The View Ignores Whether Government Should Dictate Citizens' Diets

October 7th, 2010 3:43 PM

It’s a tough choice between Pepsi and Gatorade. I don’t know how to choose. Let’s have the government decide!


On ABC’s “The View,” Oct. 7, a segment addressed New York City Mayor Michael Bloomberg’s proposal to ban the use of food stamps to purchase sugary drinks. Bloomberg suggested a two-year ban to examine whether the lack of soda impacts obesity in food stamp recipients.

The View approached the issue from the narrow vantage point of fighting childhood obesity versus discriminating against welfare recipients.
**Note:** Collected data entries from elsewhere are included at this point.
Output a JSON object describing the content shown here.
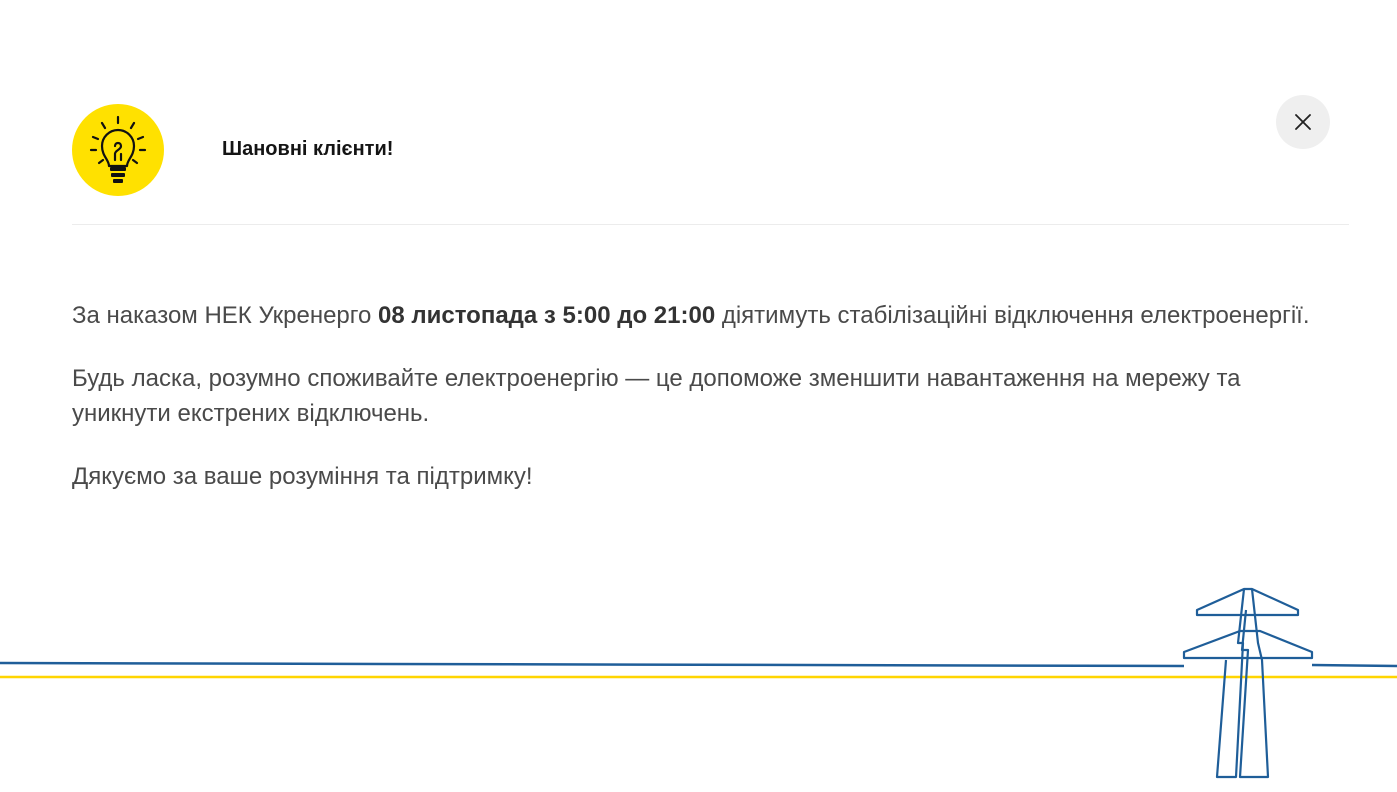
{
  "header": {
    "title": "Шановні клієнти!",
    "icon": "lightbulb-icon"
  },
  "close_button": {
    "icon": "close-icon"
  },
  "message": {
    "p1_before": "За наказом НЕК Укренерго ",
    "p1_bold": "08 листопада з 5:00 до 21:00",
    "p1_after": " діятимуть стабілізаційні відключення електроенергії.",
    "p2": "Будь ласка, розумно споживайте електроенергію — це допоможе зменшити навантаження на мережу та уникнути екстрених відключень.",
    "p3": "Дякуємо за ваше розуміння та підтримку!"
  },
  "decoration": {
    "icon": "power-tower-icon"
  },
  "colors": {
    "accent_yellow": "#FFE100",
    "line_blue": "#1F5E99",
    "line_yellow": "#FFD500",
    "text": "#4A4A4A",
    "title": "#141414",
    "close_bg": "#EFEFEF"
  }
}
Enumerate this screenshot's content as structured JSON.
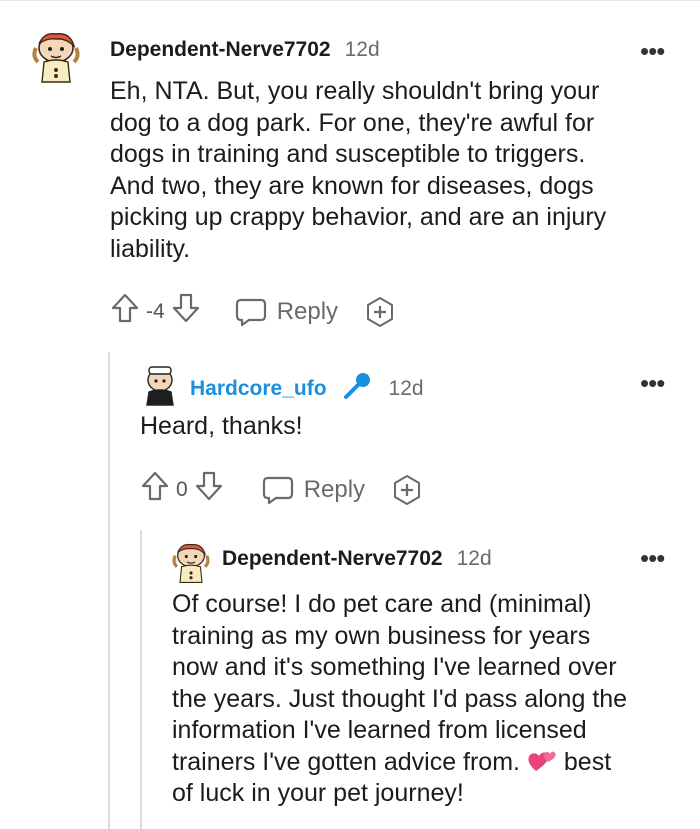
{
  "comments": [
    {
      "username": "Dependent-Nerve7702",
      "time": "12d",
      "lines": [
        "Eh, NTA. But, you really shouldn't bring your",
        "dog to a dog park. For one, they're awful for",
        "dogs in training and susceptible to triggers.",
        "And two, they are known for diseases, dogs",
        "picking up crappy behavior, and are an injury",
        "liability."
      ],
      "votes": "-4",
      "reply_label": "Reply",
      "more_label": "•••"
    },
    {
      "username": "Hardcore_ufo",
      "time": "12d",
      "lines": [
        "Heard, thanks!"
      ],
      "votes": "0",
      "reply_label": "Reply",
      "more_label": "•••",
      "badge_icon": "microphone-icon"
    },
    {
      "username": "Dependent-Nerve7702",
      "time": "12d",
      "lines": [
        "Of course! I do pet care and (minimal)",
        "training as my own business for years",
        "now and it's something I've learned over",
        "the years. Just thought I'd pass along the",
        "information I've learned from licensed",
        "trainers I've gotten advice from.",
        "of luck in your pet journey!"
      ],
      "line6_suffix": "best",
      "emoji": "two-hearts-icon",
      "more_label": "•••"
    }
  ],
  "colors": {
    "op_username": "#1a8fe0",
    "text": "#1c1c1c",
    "muted": "#6a6a6a",
    "thread_line": "#dcdcdc"
  }
}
Whoopi Goldberg argued, “Are we saying only poor folks are obese?

Sherri Shepherd replied, “I feel that, with the food stamps, we're saying we're not going to contribute to this. We keep screaming somebody's got to do something about childhood obesity.”


Aside from food stamps, nobody on the show thought to question the legitimacy of government deciding which foods citizens should have. No one throughout the conversation raises the concern that more government control will limit individual freedom. 


Not surprisingly, Goldberg dominates the conversation carrying her argument throughout that “Everybody gets the ban or nobody gets the ban.” Anything less than that, according to her, would be contributing to “a stigma.” Elisabeth Hasselbeck countered that, “If you're paying for it with your own dollar, they're [government] saying go ahead. Using my dollar, I'm going to tell you how to use it.”


Barbara Walters broke in, pointing out that,“What they are also trying to do is not just make it on food stamps. They're trying to get permission from the Department of Agriculture to ban this or to control this so that it would affect everybody,” she said, approvingly.

Goldberg responded, “It would be nice.”


Both Walters and Goldberg praised Bloomberg for his ongoing attempts to push government into the private lives of New York’s citizens.


 “And it was Mayor Bloomberg who stopped cigarettes,” Walters said. Everybody was, oh, the most terrible thing, so one has to give him credit for trying.”


 “I love our mayor. I love our mayor,” Goldberg agreed.